Bohlan begrüßte einen der uniformierten Kollegen, der ihn gleich erkannte und mit einem »Morschen!« durchwinkte.
»Schlechter Ort für ’ne Leiche! Ist die Brücke komplett gesperrt?«, brummte der Kommissar.
»Nein. Der Tote liegt kurz vor dem oberen Treppenabsatz. Wir haben den Aufzug freigegeben, sonst müssten die Menschen ja bis zur Untermainbrücke laufen.«
»Gut gemacht«, lobte Bohlan und klopfte dem Beamten anerkennend auf die Schulter. Es war immer gut, die Kollegen bei Laune zu halten, vor allem die Streifenpolizisten, die oft genug für die Drecksarbeit zuständig waren und selten ein Lob einfuhren.
Bohlan näherte sich Will und Steinbrecher, die sein Kommen mittlerweile bemerkt hatten und auf der untersten Stufe auf ihn warteten.
»Hallo zusammen.«
»Morgen, Tom. Die Leiche liegt um die Ecke. Der Mörder hat sich was Besonderes einfallen lassen«, sagte Julia geheimnisvoll. »Aber schau selbst.«
Will trug Jeans und eine leichte Daunenjacke. Ihre dunkelbraunen Haare waren wie meist zu einem Zopf gebunden.

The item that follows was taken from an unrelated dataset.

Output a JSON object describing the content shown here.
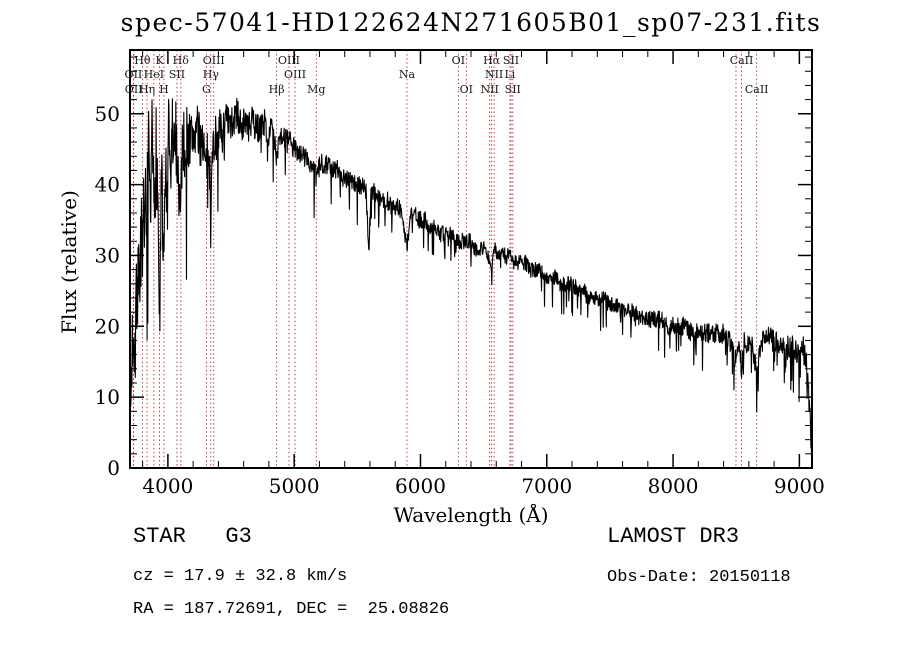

Steinbrecher rollte eine Zigarette zu Ende, klebte das Papier zusammen und zündete sie an. Bohlan musste schmunzeln. Schön, dass sich manche Szenen an jedem Tatort wie ein Ritual wiederholten. Das schaffte so etwas wie Vertrautheit, bot ein Muster, in dem man sich bewegen konnte. Steinbrecher war ein altes Schlachtross wie er und würde sich nicht mehr ändern. Mochte auch alle Welt das Rauchen aufgeben oder auf neumodische E-Zigaretten umsteigen, Walter Steinbrecher käme so etwas niemals in den Sinn. Er drehte seine Glimmstängel wie eh und je lieber selbst. Auch an seiner Motorradkleidung würde sich nichts mehr ändern. Nur die früher dunklen, wuseligen Locken waren mittlerweile weiß geworden. Jetzt nahm er genüsslich die erste Ladung Nikotin in sich auf und wirkte dabei glücklich und zufrieden.
Bohlan ging die Stufen hinauf zum ersten Absatz und dann nach rechts. Dort lag, mit dem Rücken gegen die obersten Stufen gelehnt, die Leiche – ein junger Mann, dessen Oberkörper in eine leichte schwarze Daunenjacke gehüllt war. Er trug schwarze Jeans und Sneaker.
Bohlan schätzte den Mann auf Mitte zwanzig. Das Gesicht wies wenig Falten auf, war an Kinn und Wangen mit leichten Bartstoppeln bedeckt. Dunkelblonde Augenbrauen lugten unter einer kantigen Ray-Ban-Sonnenbrille hervor. Irgendwas steckte in seinem Mund. War das die Überraschung, von der Will gesprochen hatte?
Bohlan kniff die Augen zusammen, um besser sehen zu können. In letzter Zeit spielten sie nicht mehr so recht mit. Eine altersbedingte Veränderung, die Bohlan nur allzu gern verdrängte. Er stieg zwei, drei weitere Stufen hinauf. Waren das wirklich Geldscheine? Ein ganzes Bündel brauner Fünfziger, akkurat zusammengerollt. Merkwürdig!
»Raubmord können wir wohl ausschließen«, bemerkte Will mit einem Hauch Sarkasmus in der Stimme.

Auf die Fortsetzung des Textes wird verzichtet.